The flexibility matters most for two profiles. Startup CSPs that are still raising the budget for FedRAMP and need to demonstrate progress to investors between funding rounds: phased scoping lets them commit dollars in smaller increments tied to milestones. CSPs with internal governance processes that require board approval on commitments above a fixed threshold: phasing keeps each commitment below the threshold and accelerates internal approvals.

The flexibility matters less for well-capitalized CSPs with a fixed-fiscal-year ATO target. For that profile, phasing adds administrative overhead and slows the engagement. The full-fixed-fee single-phase model Coalfire and Schellman typically push is the right pick. The FedRAMP cost for an enterprise page walks through the structural differences between startup and enterprise authorization budgets.

Section E

Frequently asked questions

E.1

How much does an A-LIGN FedRAMP assessment cost?

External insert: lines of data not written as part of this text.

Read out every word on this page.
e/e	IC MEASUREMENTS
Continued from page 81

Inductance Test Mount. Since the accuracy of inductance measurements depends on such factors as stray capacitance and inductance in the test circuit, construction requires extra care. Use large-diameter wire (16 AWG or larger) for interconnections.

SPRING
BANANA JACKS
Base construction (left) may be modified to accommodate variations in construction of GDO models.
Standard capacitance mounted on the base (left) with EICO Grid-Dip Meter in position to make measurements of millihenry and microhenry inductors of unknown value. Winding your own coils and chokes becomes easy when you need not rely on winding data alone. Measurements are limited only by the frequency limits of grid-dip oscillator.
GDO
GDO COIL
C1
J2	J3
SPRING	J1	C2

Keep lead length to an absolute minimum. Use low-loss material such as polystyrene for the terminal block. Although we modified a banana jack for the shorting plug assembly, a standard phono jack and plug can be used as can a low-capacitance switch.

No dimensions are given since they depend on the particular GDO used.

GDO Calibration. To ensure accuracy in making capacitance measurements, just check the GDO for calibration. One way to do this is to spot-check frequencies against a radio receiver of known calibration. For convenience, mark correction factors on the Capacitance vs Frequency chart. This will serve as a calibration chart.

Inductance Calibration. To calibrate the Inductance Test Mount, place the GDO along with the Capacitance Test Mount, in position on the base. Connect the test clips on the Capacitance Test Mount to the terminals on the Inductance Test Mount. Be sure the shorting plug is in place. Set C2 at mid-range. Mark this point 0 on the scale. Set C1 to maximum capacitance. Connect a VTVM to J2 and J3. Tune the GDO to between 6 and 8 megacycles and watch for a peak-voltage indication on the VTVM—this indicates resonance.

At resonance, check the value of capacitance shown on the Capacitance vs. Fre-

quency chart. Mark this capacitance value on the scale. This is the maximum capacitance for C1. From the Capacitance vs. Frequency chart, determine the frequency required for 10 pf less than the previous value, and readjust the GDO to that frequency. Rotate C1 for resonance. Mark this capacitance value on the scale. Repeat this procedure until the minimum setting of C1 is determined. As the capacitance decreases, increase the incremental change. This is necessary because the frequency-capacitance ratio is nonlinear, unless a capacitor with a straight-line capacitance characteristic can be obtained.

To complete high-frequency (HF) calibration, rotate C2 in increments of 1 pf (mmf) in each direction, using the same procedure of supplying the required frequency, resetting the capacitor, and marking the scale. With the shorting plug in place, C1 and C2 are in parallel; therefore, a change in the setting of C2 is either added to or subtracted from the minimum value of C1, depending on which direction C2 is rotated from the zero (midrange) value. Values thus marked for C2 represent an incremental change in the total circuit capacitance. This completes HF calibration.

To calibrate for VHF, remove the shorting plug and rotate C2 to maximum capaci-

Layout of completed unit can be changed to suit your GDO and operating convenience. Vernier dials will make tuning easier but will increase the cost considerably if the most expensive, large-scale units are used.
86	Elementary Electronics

For FedRAMP Moderate, A-LIGN engagements typically run $320,000 to $580,000 for the initial assessment, plus optional readiness and recurring continuous monitoring. The firm is generally the most flexible of the top three 3PAOs on phased scoping, which can lower the headline number for cost-sensitive CSPs.

E.2

Is A-LIGN cheaper than Coalfire and Schellman?

On a like-for-like initial assessment scope, A-LIGN is generally 5 to 15 percent below Coalfire and roughly comparable to Schellman. The bigger savings come from A-LIGN's willingness to phase the engagement and from its lighter readiness assessment offering, which together can reduce the up-front commitment by 20 to 30 percent.

E.3

What is A-LIGN known for in the FedRAMP market?

A-LIGN is recognized for technology-enabled audit delivery, including its A-SCEND platform for evidence collection. The platform reduces auditor hand-collection time and produces cleaner audit trails, which can compress fieldwork by one to three weeks compared to manual evidence collection.

E.4

Does A-LIGN do FedRAMP High?

Yes, A-LIGN has a growing book of FedRAMP High authorizations. High-impact engagements typically price at $650,000 to $1.1M. The firm has been adding High-experienced assessors as more CSPs target High for IRS-1075 and DoD-adjacent work.

E.5

Can A-LIGN combine FedRAMP and SOC 2 work?

Yes. A-LIGN is one of the largest SOC 2 audit firms in the US, alongside Schellman. CSPs that already hold an A-LIGN SOC 2 Type II report can consolidate to A-LIGN for FedRAMP and benefit from cross-leverage on shared controls and evidence.

E.6

How does A-LIGN handle continuous monitoring?

A-LIGN's continuous monitoring practice for FedRAMP Moderate typically prices at $95,000 to $220,000 per year. The firm uses its A-SCEND platform to maintain evidence between annual assessment cycles, which reduces the time the CSP's engineering team spends on evidence collection.